The curtain has been lifted for those like me who, for their various intersections of power and privilege, were previously unable to see or were otherwise shielded from the whole of the evil around us and within us. Now that my eyes are at least more open, it seems clear to me that voting is not going to save us. What is the answer, then—what is going to save us? Massey asks his fellow Friends:

“Given that our time on earth is finite, and every minute of it precious . . . why is working for the election of one party over another, a better choice for you and me than working for the reign of God in the hearts of all?”5

As a Humanist-leaning, Quaker-leaning sort of person, “working for the reign of God in the hearts of all” is a line that gets translated as I take it in. Perhaps a simple replacement of the word God with the word Love or Light (as Quakers are fond of doing) would be sufficient: let us talk instead about the “reign of Love in the hearts of all.” Does participating in the drama of the presidential election contribute to that goal in any significant way? My answer to that question, simply, is no. I will still pay attention—I will, for example, call out the stark, sickening, and not-surprising racism in Biden’s recent campaign ad. But I cannot vote for, and therefore approve of, this supposed lesser evil, and I can see that reading and watching too much about the drama is a misuse of my time and energy.

I have two main reasons why I don’t plan to vote. The first is that I worry about how it would change me if I were to vote in this election, knowing what I know and feeling what I feel. I worry that I would walk away feeling like Buckley that “I have blood on my hands.” I do not think I can go against my values and cast my vote for a xenophobic, racist man accused of sexual assault—either one of them. Second, it is clear to me that participating to any significant degree in these processes is not a fruitful use of my sacred energy, for it will not help us move toward the realization of the world we seek.

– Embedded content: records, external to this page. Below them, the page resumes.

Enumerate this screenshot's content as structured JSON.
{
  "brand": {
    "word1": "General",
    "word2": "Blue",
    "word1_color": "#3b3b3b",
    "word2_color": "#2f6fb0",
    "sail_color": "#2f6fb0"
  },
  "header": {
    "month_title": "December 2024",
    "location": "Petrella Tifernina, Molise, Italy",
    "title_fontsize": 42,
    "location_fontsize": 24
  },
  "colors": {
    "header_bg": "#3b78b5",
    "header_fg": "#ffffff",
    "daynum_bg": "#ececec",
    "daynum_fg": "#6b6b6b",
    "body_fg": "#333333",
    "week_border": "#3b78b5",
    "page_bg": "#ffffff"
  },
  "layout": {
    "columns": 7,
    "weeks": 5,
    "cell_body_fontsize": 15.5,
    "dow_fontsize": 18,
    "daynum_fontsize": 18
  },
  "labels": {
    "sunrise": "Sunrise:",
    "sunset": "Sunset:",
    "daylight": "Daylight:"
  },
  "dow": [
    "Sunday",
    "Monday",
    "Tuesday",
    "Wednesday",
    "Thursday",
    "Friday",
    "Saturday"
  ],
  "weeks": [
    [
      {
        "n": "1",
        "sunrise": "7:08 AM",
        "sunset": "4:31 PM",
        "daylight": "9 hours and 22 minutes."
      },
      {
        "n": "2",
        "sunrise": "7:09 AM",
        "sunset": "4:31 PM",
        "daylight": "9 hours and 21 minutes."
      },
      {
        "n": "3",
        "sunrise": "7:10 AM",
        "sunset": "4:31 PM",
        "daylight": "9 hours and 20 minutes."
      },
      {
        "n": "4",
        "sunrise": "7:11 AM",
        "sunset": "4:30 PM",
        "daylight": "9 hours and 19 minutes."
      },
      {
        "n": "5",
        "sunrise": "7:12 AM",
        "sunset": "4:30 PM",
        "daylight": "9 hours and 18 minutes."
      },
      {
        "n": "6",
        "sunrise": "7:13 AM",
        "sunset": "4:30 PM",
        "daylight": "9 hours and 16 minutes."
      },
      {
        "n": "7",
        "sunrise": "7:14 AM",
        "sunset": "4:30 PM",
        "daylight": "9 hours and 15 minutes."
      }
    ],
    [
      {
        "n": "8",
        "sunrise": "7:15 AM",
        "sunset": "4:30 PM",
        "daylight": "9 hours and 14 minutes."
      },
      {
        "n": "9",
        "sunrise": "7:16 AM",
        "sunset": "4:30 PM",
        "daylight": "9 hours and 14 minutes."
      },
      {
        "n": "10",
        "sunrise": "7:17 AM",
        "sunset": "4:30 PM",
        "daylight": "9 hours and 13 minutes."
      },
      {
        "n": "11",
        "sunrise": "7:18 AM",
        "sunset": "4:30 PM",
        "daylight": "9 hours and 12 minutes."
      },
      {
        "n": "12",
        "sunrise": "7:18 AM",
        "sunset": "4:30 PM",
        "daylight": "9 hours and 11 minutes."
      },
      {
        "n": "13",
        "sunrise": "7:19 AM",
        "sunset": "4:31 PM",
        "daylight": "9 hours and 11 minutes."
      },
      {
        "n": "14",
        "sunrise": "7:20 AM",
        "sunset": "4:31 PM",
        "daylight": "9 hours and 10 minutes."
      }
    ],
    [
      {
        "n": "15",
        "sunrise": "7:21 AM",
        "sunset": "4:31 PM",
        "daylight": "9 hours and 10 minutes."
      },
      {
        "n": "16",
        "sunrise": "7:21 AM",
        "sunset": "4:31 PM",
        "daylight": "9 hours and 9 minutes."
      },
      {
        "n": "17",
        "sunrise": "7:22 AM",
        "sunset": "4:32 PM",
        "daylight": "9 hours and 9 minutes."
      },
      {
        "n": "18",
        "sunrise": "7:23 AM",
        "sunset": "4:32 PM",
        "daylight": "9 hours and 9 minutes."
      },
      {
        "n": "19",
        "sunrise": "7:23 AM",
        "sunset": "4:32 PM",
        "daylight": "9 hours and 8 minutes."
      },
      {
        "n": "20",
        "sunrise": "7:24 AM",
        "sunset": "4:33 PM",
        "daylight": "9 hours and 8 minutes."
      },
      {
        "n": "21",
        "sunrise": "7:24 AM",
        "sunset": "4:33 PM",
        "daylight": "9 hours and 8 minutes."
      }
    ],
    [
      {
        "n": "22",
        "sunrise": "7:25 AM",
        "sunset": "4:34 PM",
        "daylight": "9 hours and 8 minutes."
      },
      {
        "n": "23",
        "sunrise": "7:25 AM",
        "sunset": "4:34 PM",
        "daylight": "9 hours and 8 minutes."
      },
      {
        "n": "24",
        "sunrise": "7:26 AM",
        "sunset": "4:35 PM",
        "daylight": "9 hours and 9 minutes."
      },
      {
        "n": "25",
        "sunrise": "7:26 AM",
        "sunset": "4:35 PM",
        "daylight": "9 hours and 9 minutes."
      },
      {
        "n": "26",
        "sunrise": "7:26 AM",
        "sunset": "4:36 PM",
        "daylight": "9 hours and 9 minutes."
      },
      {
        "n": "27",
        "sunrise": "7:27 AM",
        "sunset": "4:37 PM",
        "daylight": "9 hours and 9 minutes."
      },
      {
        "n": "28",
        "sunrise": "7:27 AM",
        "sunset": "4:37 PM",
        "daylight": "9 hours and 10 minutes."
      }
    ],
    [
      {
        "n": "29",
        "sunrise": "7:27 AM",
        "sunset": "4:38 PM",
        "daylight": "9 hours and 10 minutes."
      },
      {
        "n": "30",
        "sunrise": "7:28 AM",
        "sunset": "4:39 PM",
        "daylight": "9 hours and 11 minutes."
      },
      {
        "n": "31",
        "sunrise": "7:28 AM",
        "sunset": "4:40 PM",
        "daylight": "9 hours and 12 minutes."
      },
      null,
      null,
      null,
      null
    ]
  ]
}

I am not trying to encourage anyone not to vote. Vote if you want, and vote however you must, but if you care about what I care about—“the reign of Love,” if you will—let us focus the bulk of our energy elsewhere. As my friend Hye-Sung said recently, this is the time to “get serious about loving your neighbor,” to get involved and to organize—for it is “way past time to build a new world.” I am not suggesting political apathy exactly but a redirection of our energy into that which we can actually change, into that which can actually contribute to a better, new world. Our vote will not save us, though it may shield some of us from reality a little bit longer. No presidential candidate will save us. This state has no interest in saving us. We are the only ones who can save us.

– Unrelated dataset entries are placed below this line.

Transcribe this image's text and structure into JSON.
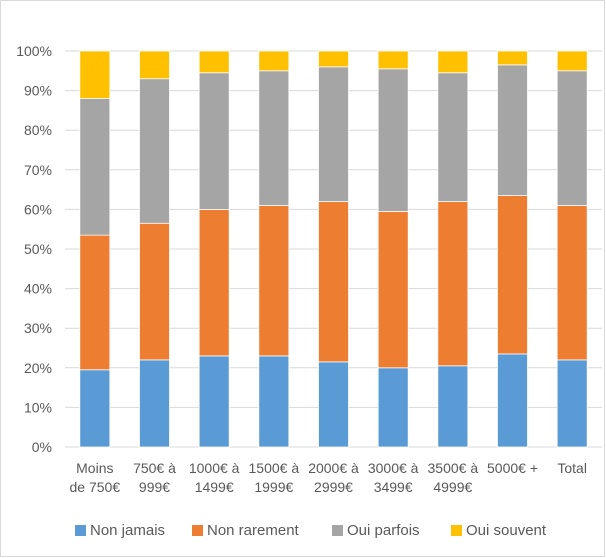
{
  "chart_data": {
    "type": "bar",
    "stacked": true,
    "percent_stacked": true,
    "title": "",
    "xlabel": "",
    "ylabel": "",
    "ylim": [
      0,
      100
    ],
    "y_ticks": [
      "0%",
      "10%",
      "20%",
      "30%",
      "40%",
      "50%",
      "60%",
      "70%",
      "80%",
      "90%",
      "100%"
    ],
    "categories": [
      [
        "Moins",
        "de 750€"
      ],
      [
        "750€ à",
        "999€"
      ],
      [
        "1000€ à",
        "1499€"
      ],
      [
        "1500€ à",
        "1999€"
      ],
      [
        "2000€ à",
        "2999€"
      ],
      [
        "3000€ à",
        "3499€"
      ],
      [
        "3500€ à",
        "4999€"
      ],
      [
        "5000€ +"
      ],
      [
        "Total"
      ]
    ],
    "series": [
      {
        "name": "Non jamais",
        "color": "#5B9BD5",
        "values": [
          19.5,
          22,
          23,
          23,
          21.5,
          20,
          20.5,
          23.5,
          22
        ]
      },
      {
        "name": "Non rarement",
        "color": "#ED7D31",
        "values": [
          34,
          34.5,
          37,
          38,
          40.5,
          39.5,
          41.5,
          40,
          39
        ]
      },
      {
        "name": "Oui parfois",
        "color": "#A5A5A5",
        "values": [
          34.5,
          36.5,
          34.5,
          34,
          34,
          36,
          32.5,
          33,
          34
        ]
      },
      {
        "name": "Oui souvent",
        "color": "#FFC000",
        "values": [
          12,
          7,
          5.5,
          5,
          4,
          4.5,
          5.5,
          3.5,
          5
        ]
      }
    ],
    "grid": true,
    "legend_position": "bottom"
  }
}
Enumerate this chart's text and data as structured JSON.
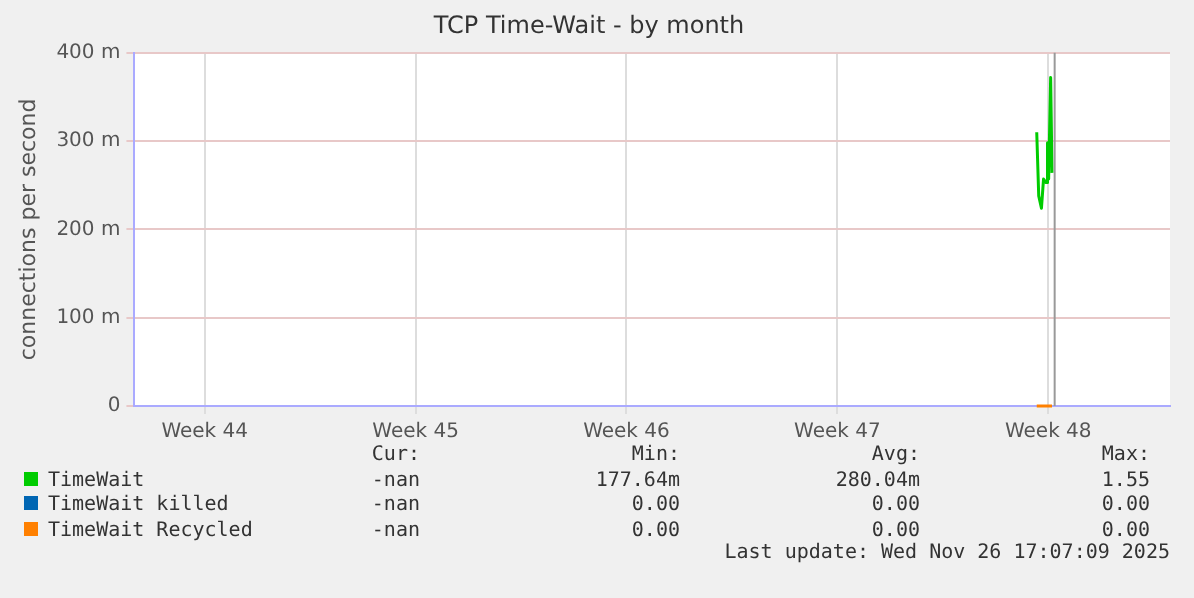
{
  "chart_data": {
    "type": "line",
    "title": "TCP Time-Wait - by month",
    "ylabel": "connections per second",
    "x": [
      "2025-11-26T02:50",
      "2025-11-26T04:25",
      "2025-11-26T06:35",
      "2025-11-26T08:15",
      "2025-11-26T10:15",
      "2025-11-26T11:25",
      "2025-11-26T12:20",
      "2025-11-26T13:55",
      "2025-11-26T15:00"
    ],
    "series": [
      {
        "name": "TimeWait",
        "color": "#00cc00",
        "values": [
          310,
          238,
          224,
          257,
          253,
          298,
          257,
          372,
          264
        ]
      },
      {
        "name": "TimeWait killed",
        "color": "#0066b3",
        "values": [
          null,
          null,
          null,
          null,
          null,
          null,
          null,
          null,
          null
        ]
      },
      {
        "name": "TimeWait Recycled",
        "color": "#ff8000",
        "values": [
          0,
          0,
          0,
          0,
          0,
          0,
          0,
          0,
          0
        ]
      }
    ],
    "xlim": [
      "2025-10-27T04:00",
      "2025-11-30T13:00"
    ],
    "xticks": [
      {
        "value": "2025-10-29T12:00",
        "label": "Week 44"
      },
      {
        "value": "2025-11-05T12:00",
        "label": "Week 45"
      },
      {
        "value": "2025-11-12T12:00",
        "label": "Week 46"
      },
      {
        "value": "2025-11-19T12:00",
        "label": "Week 47"
      },
      {
        "value": "2025-11-26T12:00",
        "label": "Week 48"
      }
    ],
    "ylim": [
      0,
      400
    ],
    "yticks": [
      0,
      {
        "value": 100,
        "label": "100 m"
      },
      {
        "value": 200,
        "label": "200 m"
      },
      {
        "value": 300,
        "label": "300 m"
      },
      {
        "value": 400,
        "label": "400 m"
      }
    ],
    "ref_lines": [
      {
        "axis": "x",
        "value": "2025-11-26T17:07",
        "color": "#999999"
      }
    ],
    "grid": true,
    "legend": "bottom",
    "marker": "none",
    "line_style": "solid",
    "annotations": [
      "Cur:",
      "Min:",
      "Avg:",
      "Max:",
      "-nan",
      "177.64m",
      "280.04m",
      "1.55",
      "-nan",
      "0.00",
      "0.00",
      "0.00",
      "-nan",
      "0.00",
      "0.00",
      "0.00",
      "Last update: Wed Nov 26 17:07:09 2025"
    ]
  }
}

  1. Philadelphia Yearly Meeting of the Religious Society of Friends, Rules of Discipline of the Yearly Meeting of Friends, Held in Philadelphia (Philadelphia: Printed by direction of the Representative Committee or Meeting for Sufferings, 1868), 24, Internet Archive. 
  2. Paul Buckley, “Why Quakers Stopped Voting,” Friends Journal, October 1, 2016,
  3. Buckley, “Voting.” 
  4. Marshall Massey, “Contra Gentes: Is Voting Such a Good Thing?” Earth Witness, October 23, 2006,
  5. Massey, “Contra Gentes.” 

6 thoughts

    1. Exactly. It was the 1/3 of voters who abstained from voting that helped Trump to win in 2016. Not to decide is to decide. The trouble is when voters think that their vote is the end of their responsibility and do not hold their leaders accountable.

    2. Either way: imperialists who will murder millions, one way or another. Christ in this age calls us to organize towards a new world. This will require rebellion, and the overthrowing of US imperialism. Blessings.

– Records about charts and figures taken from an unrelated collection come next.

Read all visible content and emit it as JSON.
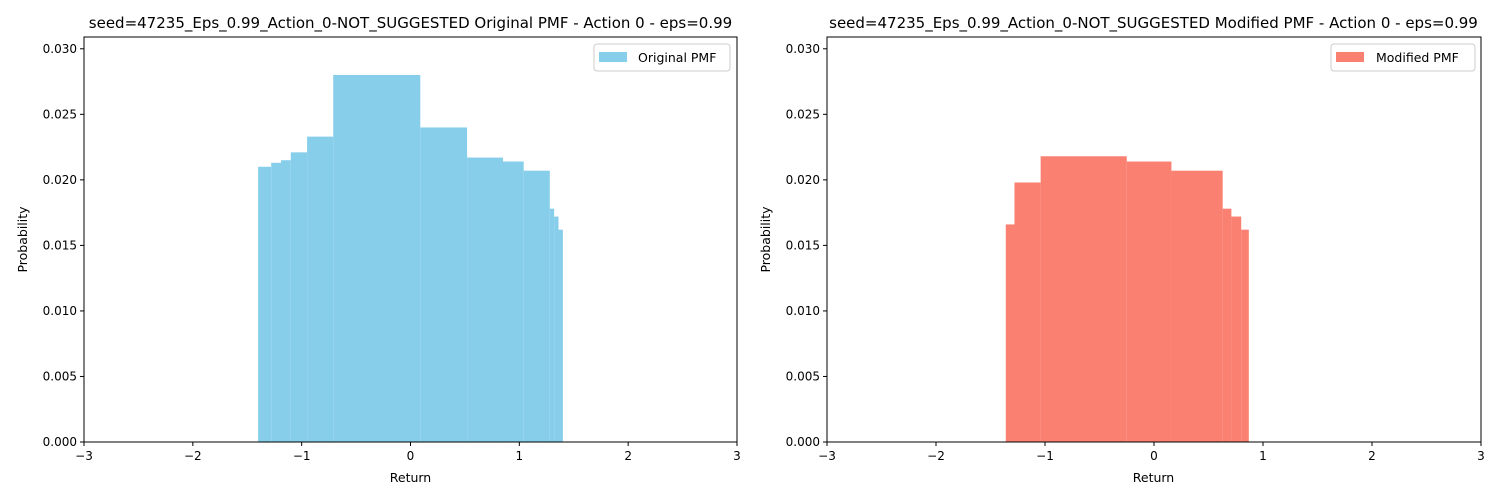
{
  "colors": {
    "original": "#87CEEB",
    "modified": "#FA8072"
  },
  "chart_data": [
    {
      "type": "bar",
      "title": "seed=47235_Eps_0.99_Action_0-NOT_SUGGESTED Original PMF - Action 0 - eps=0.99",
      "xlabel": "Return",
      "ylabel": "Probability",
      "xlim": [
        -3,
        3
      ],
      "ylim": [
        0,
        0.0309
      ],
      "x_ticks": [
        "−3",
        "−2",
        "−1",
        "0",
        "1",
        "2",
        "3"
      ],
      "y_ticks": [
        "0.000",
        "0.005",
        "0.010",
        "0.015",
        "0.020",
        "0.025",
        "0.030"
      ],
      "legend": {
        "label": "Original PMF",
        "position": "top-right"
      },
      "color": "#87CEEB",
      "bars": [
        {
          "x0": -1.4,
          "x1": -1.28,
          "y": 0.021
        },
        {
          "x0": -1.28,
          "x1": -1.19,
          "y": 0.0213
        },
        {
          "x0": -1.19,
          "x1": -1.1,
          "y": 0.0215
        },
        {
          "x0": -1.1,
          "x1": -0.95,
          "y": 0.0221
        },
        {
          "x0": -0.95,
          "x1": -0.71,
          "y": 0.0233
        },
        {
          "x0": -0.71,
          "x1": 0.09,
          "y": 0.028
        },
        {
          "x0": 0.09,
          "x1": 0.52,
          "y": 0.024
        },
        {
          "x0": 0.52,
          "x1": 0.85,
          "y": 0.0217
        },
        {
          "x0": 0.85,
          "x1": 1.04,
          "y": 0.0214
        },
        {
          "x0": 1.04,
          "x1": 1.28,
          "y": 0.0207
        },
        {
          "x0": 1.28,
          "x1": 1.32,
          "y": 0.0178
        },
        {
          "x0": 1.32,
          "x1": 1.36,
          "y": 0.0172
        },
        {
          "x0": 1.36,
          "x1": 1.4,
          "y": 0.0162
        }
      ]
    },
    {
      "type": "bar",
      "title": "seed=47235_Eps_0.99_Action_0-NOT_SUGGESTED Modified PMF - Action 0 - eps=0.99",
      "xlabel": "Return",
      "ylabel": "Probability",
      "xlim": [
        -3,
        3
      ],
      "ylim": [
        0,
        0.0309
      ],
      "x_ticks": [
        "−3",
        "−2",
        "−1",
        "0",
        "1",
        "2",
        "3"
      ],
      "y_ticks": [
        "0.000",
        "0.005",
        "0.010",
        "0.015",
        "0.020",
        "0.025",
        "0.030"
      ],
      "legend": {
        "label": "Modified PMF",
        "position": "top-right"
      },
      "color": "#FA8072",
      "bars": [
        {
          "x0": -1.36,
          "x1": -1.28,
          "y": 0.0166
        },
        {
          "x0": -1.28,
          "x1": -1.04,
          "y": 0.0198
        },
        {
          "x0": -1.04,
          "x1": -0.25,
          "y": 0.0218
        },
        {
          "x0": -0.25,
          "x1": 0.16,
          "y": 0.0214
        },
        {
          "x0": 0.16,
          "x1": 0.63,
          "y": 0.0207
        },
        {
          "x0": 0.63,
          "x1": 0.71,
          "y": 0.0178
        },
        {
          "x0": 0.71,
          "x1": 0.8,
          "y": 0.0172
        },
        {
          "x0": 0.8,
          "x1": 0.87,
          "y": 0.0162
        }
      ]
    }
  ]
}
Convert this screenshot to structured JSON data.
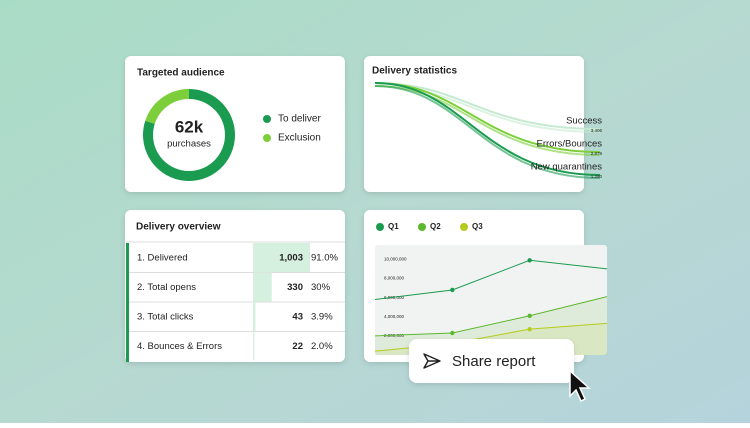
{
  "audience": {
    "type": "pie",
    "title": "Targeted audience",
    "center_value": "62k",
    "center_label": "purchases",
    "series": [
      {
        "name": "To deliver",
        "color": "#1a9b50",
        "value": 80
      },
      {
        "name": "Exclusion",
        "color": "#7ccf3a",
        "value": 20
      }
    ]
  },
  "delivery_statistics": {
    "title": "Delivery statistics",
    "flows": [
      {
        "name": "Success",
        "amount": "3,406",
        "color": "#c5ead0"
      },
      {
        "name": "Errors/Bounces",
        "amount": "2,879",
        "color": "#7ccf3a"
      },
      {
        "name": "New quarantines",
        "amount": "1,290",
        "color": "#1a9b50"
      }
    ]
  },
  "delivery_overview": {
    "title": "Delivery overview",
    "rows": [
      "1. Delivered",
      "2. Total opens",
      "3. Total clicks",
      "4. Bounces & Errors"
    ],
    "values": [
      1003,
      330,
      43,
      22
    ],
    "value_labels": [
      "1,003",
      "330",
      "43",
      "22"
    ],
    "percents": [
      "91.0%",
      "30%",
      "3.9%",
      "2.0%"
    ],
    "color": "#d6f0df"
  },
  "quarter_chart": {
    "type": "line",
    "categories": [
      null,
      null,
      null,
      null
    ],
    "series": [
      {
        "name": "Q1",
        "color": "#1a9b50",
        "values": [
          5800000,
          6800000,
          9900000,
          9000000
        ]
      },
      {
        "name": "Q2",
        "color": "#5cb82e",
        "values": [
          2000000,
          2300000,
          4100000,
          6100000
        ]
      },
      {
        "name": "Q3",
        "color": "#b5cc1e",
        "values": [
          400000,
          1200000,
          2700000,
          3300000
        ]
      }
    ],
    "ylim": [
      0,
      11500000
    ],
    "yticks": [
      {
        "value": 2000000,
        "label": "2,000,000"
      },
      {
        "value": 4000000,
        "label": "4,000,000"
      },
      {
        "value": 6000000,
        "label": "6,000,000"
      },
      {
        "value": 8000000,
        "label": "8,000,000"
      },
      {
        "value": 10000000,
        "label": "10,000,000"
      }
    ]
  },
  "share_button": {
    "label": "Share report"
  }
}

  1. This is a very thoughtful cop out but a cop out none the less. Sometimes it is difficult to take part in a sad situation but that’s where hope comes in.

  2. I can’t say that I agree to choosing not to vote; however, the long history of Quakers recognizing the violence inherent in government serves as a voice of conscience. Where so many churches have folded themselves into political campaigns (even under the pretense of ‘not being political’), the Quakers demonstrate a very different and necessary line of thought. Thank you for this piece.